Oysa alttan alta kaynayan bir kazan vardır. Ateş öyle bir sıcaklık vermektedir ki, doğrudan hissetmezsiniz ancak sizi yavaş yavaş mayhoş hale getirir. Uyuştukça ümidinizi kaybeder, tekdüze, durağan bir girdapta sakince yaşamaya devam edersiniz. Sonra da neye uğradığınızı hiç anlamadan, kendinizi bir daha asla eskisi gibi olmayacak şartlar içerisinde bulursunuz.
Şu günlerde de bunun gibi kendini hissettirmeyen, durağan görünümlü, ama yıkıcı etkileri olacağı çok açık bir süreç yaşıyoruz. Önümüzdeki seçimler ise bu sürecin nereye varacağını belirleyecek, yaşamsal önemde bir kilometre taşı. Çünkü bu seçim sonucunda, çaktırmadan bizlere sunumu yapılan, ayrılıkçı macera kazanabilir.

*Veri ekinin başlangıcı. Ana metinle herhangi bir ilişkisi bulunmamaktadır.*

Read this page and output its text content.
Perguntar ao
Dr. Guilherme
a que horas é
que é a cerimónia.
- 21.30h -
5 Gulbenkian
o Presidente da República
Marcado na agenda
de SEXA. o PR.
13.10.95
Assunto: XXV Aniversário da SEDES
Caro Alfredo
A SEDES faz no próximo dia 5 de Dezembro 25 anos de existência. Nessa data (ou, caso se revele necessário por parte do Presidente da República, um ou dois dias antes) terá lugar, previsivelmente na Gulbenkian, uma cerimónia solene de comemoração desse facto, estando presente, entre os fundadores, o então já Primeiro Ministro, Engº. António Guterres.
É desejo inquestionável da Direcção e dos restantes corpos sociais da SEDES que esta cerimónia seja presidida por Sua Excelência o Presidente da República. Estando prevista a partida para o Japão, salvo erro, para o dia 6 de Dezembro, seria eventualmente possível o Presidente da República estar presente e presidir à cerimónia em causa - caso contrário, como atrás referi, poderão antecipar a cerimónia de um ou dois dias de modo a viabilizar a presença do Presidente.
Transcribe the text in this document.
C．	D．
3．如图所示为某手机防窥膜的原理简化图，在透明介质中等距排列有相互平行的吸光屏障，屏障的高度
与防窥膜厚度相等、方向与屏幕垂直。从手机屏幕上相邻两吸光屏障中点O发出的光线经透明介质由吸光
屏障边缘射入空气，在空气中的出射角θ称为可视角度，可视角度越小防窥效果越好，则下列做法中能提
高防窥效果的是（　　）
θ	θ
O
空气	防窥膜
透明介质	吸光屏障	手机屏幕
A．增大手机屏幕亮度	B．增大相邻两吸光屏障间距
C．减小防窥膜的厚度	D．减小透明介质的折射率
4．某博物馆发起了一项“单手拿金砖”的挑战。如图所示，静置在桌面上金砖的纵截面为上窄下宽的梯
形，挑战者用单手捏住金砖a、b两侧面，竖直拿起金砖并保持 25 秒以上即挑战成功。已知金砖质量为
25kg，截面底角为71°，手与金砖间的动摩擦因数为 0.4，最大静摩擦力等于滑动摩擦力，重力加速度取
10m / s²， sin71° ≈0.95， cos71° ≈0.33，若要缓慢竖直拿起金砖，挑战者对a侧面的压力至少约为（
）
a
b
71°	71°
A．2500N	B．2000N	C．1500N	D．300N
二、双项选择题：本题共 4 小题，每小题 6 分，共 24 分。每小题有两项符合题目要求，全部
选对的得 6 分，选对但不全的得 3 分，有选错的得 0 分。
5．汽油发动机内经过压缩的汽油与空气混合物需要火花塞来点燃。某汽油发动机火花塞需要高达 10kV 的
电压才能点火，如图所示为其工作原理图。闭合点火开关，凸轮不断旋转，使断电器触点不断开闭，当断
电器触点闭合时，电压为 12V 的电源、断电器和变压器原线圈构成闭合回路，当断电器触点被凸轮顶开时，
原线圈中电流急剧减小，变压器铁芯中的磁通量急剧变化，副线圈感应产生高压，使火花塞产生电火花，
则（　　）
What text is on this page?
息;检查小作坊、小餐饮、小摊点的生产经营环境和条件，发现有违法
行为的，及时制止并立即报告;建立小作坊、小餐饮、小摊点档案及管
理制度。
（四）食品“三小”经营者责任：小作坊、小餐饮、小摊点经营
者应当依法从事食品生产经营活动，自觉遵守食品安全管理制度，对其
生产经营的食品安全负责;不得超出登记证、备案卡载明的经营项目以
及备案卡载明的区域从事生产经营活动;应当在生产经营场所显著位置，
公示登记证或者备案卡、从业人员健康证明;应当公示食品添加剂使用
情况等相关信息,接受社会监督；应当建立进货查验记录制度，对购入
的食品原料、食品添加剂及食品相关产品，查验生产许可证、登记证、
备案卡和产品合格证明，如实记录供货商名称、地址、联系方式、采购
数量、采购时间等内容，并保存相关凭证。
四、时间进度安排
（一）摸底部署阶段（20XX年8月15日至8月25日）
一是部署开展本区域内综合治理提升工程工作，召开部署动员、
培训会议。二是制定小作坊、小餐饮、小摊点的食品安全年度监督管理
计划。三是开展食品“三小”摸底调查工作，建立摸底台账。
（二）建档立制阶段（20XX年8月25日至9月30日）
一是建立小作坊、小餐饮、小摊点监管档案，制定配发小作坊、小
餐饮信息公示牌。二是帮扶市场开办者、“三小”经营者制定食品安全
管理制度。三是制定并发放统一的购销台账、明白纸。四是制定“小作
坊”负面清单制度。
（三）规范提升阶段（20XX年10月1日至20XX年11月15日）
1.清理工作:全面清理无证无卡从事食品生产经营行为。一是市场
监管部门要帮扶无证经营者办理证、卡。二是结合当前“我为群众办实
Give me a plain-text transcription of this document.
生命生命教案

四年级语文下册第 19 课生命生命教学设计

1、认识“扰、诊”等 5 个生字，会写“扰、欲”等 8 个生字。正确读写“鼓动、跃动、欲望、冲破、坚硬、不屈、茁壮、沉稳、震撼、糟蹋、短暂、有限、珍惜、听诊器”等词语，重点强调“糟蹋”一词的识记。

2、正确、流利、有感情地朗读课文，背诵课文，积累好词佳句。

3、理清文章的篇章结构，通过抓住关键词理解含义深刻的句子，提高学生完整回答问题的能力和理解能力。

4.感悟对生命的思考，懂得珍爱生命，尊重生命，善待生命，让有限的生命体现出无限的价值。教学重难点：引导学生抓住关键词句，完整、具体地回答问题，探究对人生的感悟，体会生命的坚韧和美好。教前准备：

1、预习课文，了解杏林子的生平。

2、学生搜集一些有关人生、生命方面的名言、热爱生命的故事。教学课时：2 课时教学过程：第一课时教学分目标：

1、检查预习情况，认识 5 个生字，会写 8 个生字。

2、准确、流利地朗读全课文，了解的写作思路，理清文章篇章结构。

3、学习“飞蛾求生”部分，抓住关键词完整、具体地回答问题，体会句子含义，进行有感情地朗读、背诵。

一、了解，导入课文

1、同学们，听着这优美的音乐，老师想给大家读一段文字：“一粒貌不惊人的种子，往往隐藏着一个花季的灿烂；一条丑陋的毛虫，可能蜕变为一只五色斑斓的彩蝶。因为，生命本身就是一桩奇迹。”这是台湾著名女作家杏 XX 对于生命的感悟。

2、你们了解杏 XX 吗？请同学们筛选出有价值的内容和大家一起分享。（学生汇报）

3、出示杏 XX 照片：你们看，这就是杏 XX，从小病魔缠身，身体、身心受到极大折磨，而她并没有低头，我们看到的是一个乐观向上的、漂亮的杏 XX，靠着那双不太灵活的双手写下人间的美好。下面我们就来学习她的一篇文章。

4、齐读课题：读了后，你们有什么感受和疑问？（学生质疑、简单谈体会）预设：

Ayrılıkçı macera hiçbir ilerleme unsuru taşımıyor, taşıyamaz. Tam tersine eski, küflü politikalara geri dönmek manasına geliyor. Bizlere bir çok tarihsel kazanımımızın bulunduğu BM parametrelerinden kopmayı, sonucu belirsiz bir sürece savrulmayı, 2004’te ortaya koyduğumuz çözüm iradesinin yerine ayrı devletçiliğin imkansızlığını koymayı öneriyorlar.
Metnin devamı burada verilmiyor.